Tawa Souta mengudara begitu keras memenuhi ruangan. "Baru aku tahu sisi lain seorang Wedatama Tirtonagoro yang sangat menyayangi istrinya. Tapi, aku tidak berkepentingan dengan Anda, Sensei."
Rahang Weda mengerat. "Galoeh adalah istri saya! Langkahi dulu mayat saya kalau Sato-Shoi mau membawanya!"
Tepuk tangan Souta menyambut tawa yang terdengar seperti setan. Betul kata orang-orang. Julukan Setan Neraka pantas sekali disematkan pada Souta Sato. "Baiklah, sekarang ikut aku! Aku akan mengorek apakah alibi Anda cukup kuat!"

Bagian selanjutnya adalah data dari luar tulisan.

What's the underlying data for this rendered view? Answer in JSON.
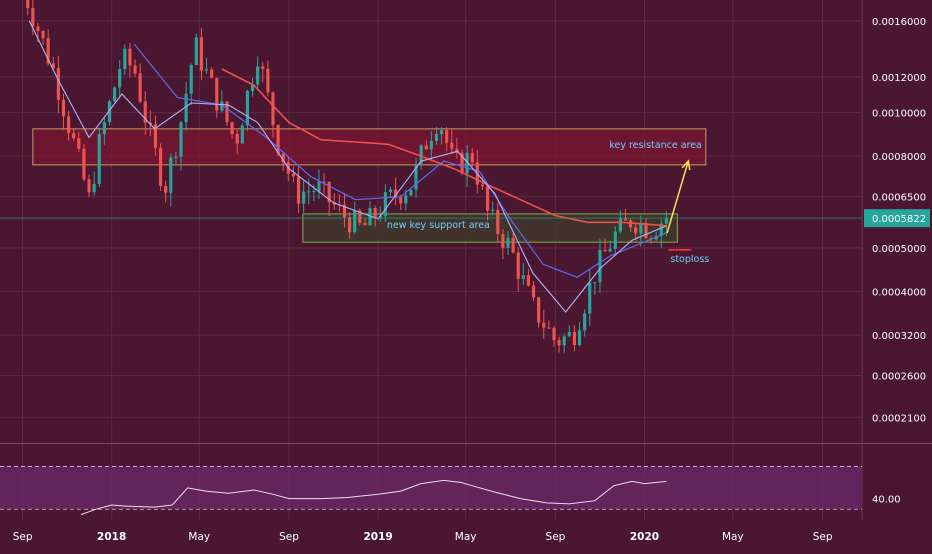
{
  "colors": {
    "background": "#4b1730",
    "grid": "#5e2a45",
    "up": "#26a69a",
    "down": "#ef5350",
    "axis_text": "#ffffff",
    "price_badge": "#26a69a",
    "ma_fast": "#a7b6ff",
    "ma_mid": "#5b6cf0",
    "ma_slow": "#ef4f4f",
    "resistance_fill": "#7a1531",
    "resistance_border": "#c0a060",
    "support_fill": "#3f3a2a",
    "support_border": "#7fb04f",
    "rsi_band": "#6a2a6a",
    "rsi_line": "#e8dff0",
    "arrow": "#ffe24a",
    "stoploss": "#ff3a3a",
    "annotation_text": "#6ed0ff"
  },
  "chart_data": {
    "type": "candlestick",
    "scale": "log",
    "y_tick_labels": [
      "0.0016000",
      "0.0012000",
      "0.0010000",
      "0.0008000",
      "0.0006500",
      "0.0005000",
      "0.0004000",
      "0.0003200",
      "0.0002600",
      "0.0002100"
    ],
    "y_ticks": [
      0.0016,
      0.0012,
      0.001,
      0.0008,
      0.00065,
      0.0005,
      0.0004,
      0.00032,
      0.00026,
      0.00021
    ],
    "x_tick_labels": [
      "Sep",
      "2018",
      "May",
      "Sep",
      "2019",
      "May",
      "Sep",
      "2020",
      "May",
      "Sep"
    ],
    "x_ticks": [
      "2017-09-01",
      "2018-01-01",
      "2018-05-01",
      "2018-09-01",
      "2019-01-01",
      "2019-05-01",
      "2019-09-01",
      "2020-01-01",
      "2020-05-01",
      "2020-09-01"
    ],
    "x_range": [
      "2017-08-01",
      "2020-10-25"
    ],
    "y_range": [
      0.000185,
      0.00178
    ],
    "current_price": "0.0005822",
    "current_price_value": 0.0005822,
    "grid": true,
    "close_points": [
      [
        "2017-09-01",
        0.0019
      ],
      [
        "2017-10-15",
        0.00122
      ],
      [
        "2017-11-15",
        0.0008
      ],
      [
        "2017-12-01",
        0.00064
      ],
      [
        "2017-12-15",
        0.00085
      ],
      [
        "2018-01-15",
        0.00132
      ],
      [
        "2018-02-01",
        0.00125
      ],
      [
        "2018-02-20",
        0.00092
      ],
      [
        "2018-03-15",
        0.00068
      ],
      [
        "2018-04-05",
        0.00094
      ],
      [
        "2018-04-25",
        0.00142
      ],
      [
        "2018-05-20",
        0.00112
      ],
      [
        "2018-06-20",
        0.00086
      ],
      [
        "2018-07-20",
        0.00136
      ],
      [
        "2018-08-15",
        0.00088
      ],
      [
        "2018-09-10",
        0.00066
      ],
      [
        "2018-10-10",
        0.00068
      ],
      [
        "2018-11-10",
        0.0006
      ],
      [
        "2018-12-10",
        0.00055
      ],
      [
        "2019-01-15",
        0.00064
      ],
      [
        "2019-02-15",
        0.00069
      ],
      [
        "2019-03-10",
        0.00088
      ],
      [
        "2019-03-25",
        0.00098
      ],
      [
        "2019-04-15",
        0.00076
      ],
      [
        "2019-05-10",
        0.0008
      ],
      [
        "2019-06-01",
        0.00059
      ],
      [
        "2019-07-01",
        0.0005
      ],
      [
        "2019-08-01",
        0.00037
      ],
      [
        "2019-09-01",
        0.00031
      ],
      [
        "2019-09-25",
        0.00032
      ],
      [
        "2019-10-25",
        0.00044
      ],
      [
        "2019-11-20",
        0.00053
      ],
      [
        "2019-12-15",
        0.00058
      ],
      [
        "2020-01-10",
        0.00055
      ],
      [
        "2020-01-31",
        0.000585
      ]
    ],
    "ma_fast_points": [
      [
        "2017-09-10",
        0.0016
      ],
      [
        "2017-10-20",
        0.00118
      ],
      [
        "2017-12-01",
        0.00088
      ],
      [
        "2018-01-15",
        0.0011
      ],
      [
        "2018-03-01",
        0.00092
      ],
      [
        "2018-04-20",
        0.00105
      ],
      [
        "2018-06-10",
        0.00104
      ],
      [
        "2018-07-20",
        0.00095
      ],
      [
        "2018-09-01",
        0.00075
      ],
      [
        "2018-11-01",
        0.00063
      ],
      [
        "2019-01-01",
        0.00058
      ],
      [
        "2019-03-01",
        0.00078
      ],
      [
        "2019-04-20",
        0.00082
      ],
      [
        "2019-06-10",
        0.00066
      ],
      [
        "2019-08-01",
        0.00044
      ],
      [
        "2019-09-15",
        0.00036
      ],
      [
        "2019-11-01",
        0.00045
      ],
      [
        "2019-12-15",
        0.00052
      ],
      [
        "2020-01-31",
        0.00056
      ]
    ],
    "ma_mid_points": [
      [
        "2018-02-01",
        0.00142
      ],
      [
        "2018-04-01",
        0.00108
      ],
      [
        "2018-06-01",
        0.00104
      ],
      [
        "2018-08-01",
        0.00088
      ],
      [
        "2018-10-01",
        0.00072
      ],
      [
        "2018-12-01",
        0.00064
      ],
      [
        "2019-02-01",
        0.00065
      ],
      [
        "2019-04-01",
        0.00078
      ],
      [
        "2019-05-20",
        0.00074
      ],
      [
        "2019-07-01",
        0.00058
      ],
      [
        "2019-08-15",
        0.00046
      ],
      [
        "2019-10-01",
        0.00043
      ],
      [
        "2019-11-15",
        0.00048
      ],
      [
        "2020-01-31",
        0.00054
      ]
    ],
    "ma_slow_points": [
      [
        "2018-06-01",
        0.00125
      ],
      [
        "2018-07-15",
        0.00115
      ],
      [
        "2018-09-01",
        0.00095
      ],
      [
        "2018-10-15",
        0.00087
      ],
      [
        "2018-12-01",
        0.00086
      ],
      [
        "2019-01-15",
        0.00085
      ],
      [
        "2019-03-01",
        0.0008
      ],
      [
        "2019-04-15",
        0.00075
      ],
      [
        "2019-06-01",
        0.00069
      ],
      [
        "2019-07-15",
        0.00064
      ],
      [
        "2019-09-01",
        0.00059
      ],
      [
        "2019-10-15",
        0.00057
      ],
      [
        "2019-12-01",
        0.00057
      ],
      [
        "2020-01-31",
        0.00056
      ]
    ],
    "resistance_zone": {
      "label": "key resistance area",
      "from": "2017-09-15",
      "to": "2020-03-25",
      "low": 0.000765,
      "high": 0.00092
    },
    "support_zone": {
      "label": "new key support area",
      "from": "2018-09-20",
      "to": "2020-02-15",
      "low": 0.000515,
      "high": 0.000595
    },
    "stoploss": {
      "label": "stoploss",
      "from": "2020-01-31",
      "to": "2020-03-05",
      "value": 0.000495
    },
    "projection_arrow": {
      "from_date": "2020-02-01",
      "from_value": 0.00054,
      "to_date": "2020-03-01",
      "to_value": 0.00078
    },
    "rsi": {
      "tick_label": "40.00",
      "y_range": [
        20,
        90
      ],
      "bands": [
        70,
        30
      ],
      "band_fill": [
        30,
        70
      ],
      "tick_value": 40,
      "points": [
        [
          "2017-11-20",
          25
        ],
        [
          "2017-12-10",
          30
        ],
        [
          "2018-01-01",
          34
        ],
        [
          "2018-01-20",
          33
        ],
        [
          "2018-03-01",
          32
        ],
        [
          "2018-03-25",
          34
        ],
        [
          "2018-04-15",
          50
        ],
        [
          "2018-05-10",
          47
        ],
        [
          "2018-06-10",
          45
        ],
        [
          "2018-07-15",
          48
        ],
        [
          "2018-08-10",
          44
        ],
        [
          "2018-09-01",
          40
        ],
        [
          "2018-10-15",
          40
        ],
        [
          "2018-11-20",
          41
        ],
        [
          "2019-01-01",
          44
        ],
        [
          "2019-02-01",
          47
        ],
        [
          "2019-03-01",
          54
        ],
        [
          "2019-04-01",
          57
        ],
        [
          "2019-04-25",
          55
        ],
        [
          "2019-05-10",
          52
        ],
        [
          "2019-06-10",
          46
        ],
        [
          "2019-07-15",
          40
        ],
        [
          "2019-08-20",
          36
        ],
        [
          "2019-09-20",
          35
        ],
        [
          "2019-10-25",
          38
        ],
        [
          "2019-11-20",
          52
        ],
        [
          "2019-12-15",
          56
        ],
        [
          "2020-01-01",
          54
        ],
        [
          "2020-01-31",
          56
        ]
      ]
    }
  }
}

"Tapi-" Galoeh menyela. Tapi Weda menahan Galoeh.
Laki-laki itu lalu tersenyum. "Kamu tenang saja. Semua akan baik-baik saja." Demi sandiwara agar terlihat nyata, ia merangkul Galoeh. Dalam jarak sedekat itu, ia mendesis, "Jangan ke mana-mana. Manut sama Ibu atau semua akan celaka."